To be honest, I’m not sure how I lived that way for so long. I was still working out on a regular basis, and felt fine doing it. Somehow the junk was fueling me. It was when we really started cutting out processed food, that I noticed a change. The last 6 months of no meat eating, I was tired and had low energy. I would almost always have to take an afternoon nap. I blacked out once at the gym, requiring my husband to carry me outside. I had bouts of accelerated heart rate and palpitations. Light-headedness was something I experienced almost daily.
Looking back now, it’s so easy to see why my health declined. I literally was not giving my body the calories and the fuel it needed to carry me through the day, let alone the Crossfit-style workouts I was doing. While cutting out processed food was the best decision I’ve made regarding my health, I did not have the knowledge on how to replace them with enough real food calories. I just went for it.
The meat my husband has been eating is grass-fed, sometimes local, organic, and/or free range. I realize that some of these labels don’t mean much, but I believe it’s better than plain ‘ol conventional meat.
Anyway, back to the bacon.
I was cooking bacon a couple times every other week. It looked so good. It smelled even better. Yes, I realized if introducing meat back into your diet after more than 500 days, bacon might not be the best starting point. Well, I certainly paid for it.
A half piece of bacon, which let’s be honest is one bite, gave me stomach cramps that would put any menstrual cramp to shame. I had diarrhea for a day (sorry, TMI?). It was not fun. I knew I wanted to bring meat back into my life, so I did the same thing for about a week, half a piece of bacon, cramps, excessive bathroom time, whole piece of bacon, cramps…well you get it.
My body did not know how to handle the amount of animal fat it was getting. Not fun. After the bacon, I slowly introduced ground beef. I made spaghetti and meatballs one night and had one meatball. My body was fine. The process of re-introducing meat back into my diet has been slow. I still can’t eat a whole serving of meat without being sick.
My meat intake has been limited to bacon for breakfast and BLT’s. Small amounts of ground beef. Anyone who hasn’t given up meat for an extended period of time will not understand, but whole cuts of meat, think chicken, steak, pork chop, are not happening for awhile. The feeling of having the flesh of an animal in my mouth makes me gag.
Even with the small increase of meat in my diet, and we have been trying to eat more fish, I feel great. The cramps are gone, the fatigue is mostly gone. I can workout without passing out. Go me!
The Meat We Eat
Some people won’t understand why, but we only eat meat that is minimally processed, meaning the lack of hormones, not farmed (fish), lack of dyes, on the land. Cows doing cow things. Chickens doing chicken things. You know, totally Joel Salatin-style.

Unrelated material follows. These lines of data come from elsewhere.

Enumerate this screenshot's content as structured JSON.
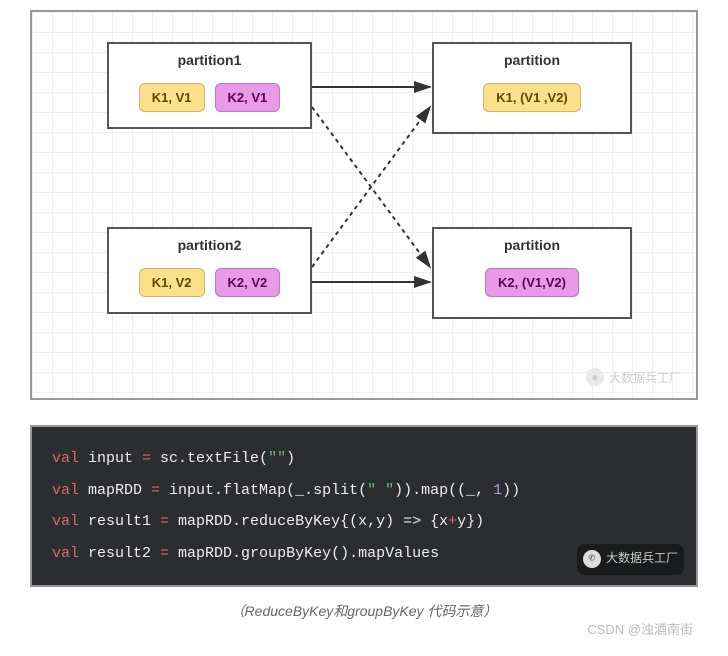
{
  "diagram": {
    "partitions": {
      "p1": {
        "title": "partition1",
        "kvs": [
          {
            "text": "K1, V1",
            "cls": "yellow"
          },
          {
            "text": "K2, V1",
            "cls": "pink"
          }
        ]
      },
      "p2": {
        "title": "partition2",
        "kvs": [
          {
            "text": "K1, V2",
            "cls": "yellow"
          },
          {
            "text": "K2, V2",
            "cls": "pink"
          }
        ]
      },
      "r1": {
        "title": "partition",
        "kvs": [
          {
            "text": "K1, (V1 ,V2)",
            "cls": "yellow"
          }
        ]
      },
      "r2": {
        "title": "partition",
        "kvs": [
          {
            "text": "K2, (V1,V2)",
            "cls": "pink"
          }
        ]
      }
    },
    "arrows": [
      {
        "from": "p1",
        "to": "r1",
        "style": "solid"
      },
      {
        "from": "p1",
        "to": "r2",
        "style": "dotted"
      },
      {
        "from": "p2",
        "to": "r1",
        "style": "dotted"
      },
      {
        "from": "p2",
        "to": "r2",
        "style": "solid"
      }
    ],
    "watermark": "大数据兵工厂"
  },
  "code": {
    "lines": [
      [
        {
          "t": "val ",
          "c": "tok-kw"
        },
        {
          "t": "input ",
          "c": "tok-plain"
        },
        {
          "t": "= ",
          "c": "tok-op"
        },
        {
          "t": "sc.textFile(",
          "c": "tok-plain"
        },
        {
          "t": "\"\"",
          "c": "tok-str"
        },
        {
          "t": ")",
          "c": "tok-plain"
        }
      ],
      [
        {
          "t": "val ",
          "c": "tok-kw"
        },
        {
          "t": "mapRDD ",
          "c": "tok-plain"
        },
        {
          "t": "= ",
          "c": "tok-op"
        },
        {
          "t": "input.flatMap(_.split(",
          "c": "tok-plain"
        },
        {
          "t": "\" \"",
          "c": "tok-str"
        },
        {
          "t": ")).map((_, ",
          "c": "tok-plain"
        },
        {
          "t": "1",
          "c": "tok-num"
        },
        {
          "t": "))",
          "c": "tok-plain"
        }
      ],
      [
        {
          "t": "val ",
          "c": "tok-kw"
        },
        {
          "t": "result1 ",
          "c": "tok-plain"
        },
        {
          "t": "= ",
          "c": "tok-op"
        },
        {
          "t": "mapRDD.reduceByKey{(x,y) ",
          "c": "tok-plain"
        },
        {
          "t": "=>",
          "c": "tok-arrow"
        },
        {
          "t": " {x",
          "c": "tok-plain"
        },
        {
          "t": "+",
          "c": "tok-op"
        },
        {
          "t": "y})",
          "c": "tok-plain"
        }
      ],
      [
        {
          "t": "val ",
          "c": "tok-kw"
        },
        {
          "t": "result2 ",
          "c": "tok-plain"
        },
        {
          "t": "= ",
          "c": "tok-op"
        },
        {
          "t": "mapRDD.groupByKey().mapValues",
          "c": "tok-plain"
        }
      ]
    ],
    "watermark": "大数据兵工厂"
  },
  "caption": "（ReduceByKey和groupByKey 代码示意）",
  "csdn": "CSDN @浊酒南街",
  "chart_data": {
    "type": "table",
    "title": "GroupByKey shuffle diagram",
    "input_partitions": [
      {
        "name": "partition1",
        "pairs": [
          [
            "K1",
            "V1"
          ],
          [
            "K2",
            "V1"
          ]
        ]
      },
      {
        "name": "partition2",
        "pairs": [
          [
            "K1",
            "V2"
          ],
          [
            "K2",
            "V2"
          ]
        ]
      }
    ],
    "output_partitions": [
      {
        "name": "partition",
        "key": "K1",
        "values": [
          "V1",
          "V2"
        ]
      },
      {
        "name": "partition",
        "key": "K2",
        "values": [
          "V1",
          "V2"
        ]
      }
    ],
    "edges": [
      {
        "from": "partition1",
        "to": "K1",
        "style": "solid"
      },
      {
        "from": "partition1",
        "to": "K2",
        "style": "dotted"
      },
      {
        "from": "partition2",
        "to": "K1",
        "style": "dotted"
      },
      {
        "from": "partition2",
        "to": "K2",
        "style": "solid"
      }
    ]
  }
}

To be clear, I never gave up meat because I felt like we shouldn’t kill animals, that was never the reason, though my decision to remain certainly had something to do with the way animals are treated. I still feel that way. I believe that our diet can honor God. God gave us the land and the animals to rule over and take care, I do not believe a world of CAFO’s, steroids, hormones, and confinement does that (just my opinion).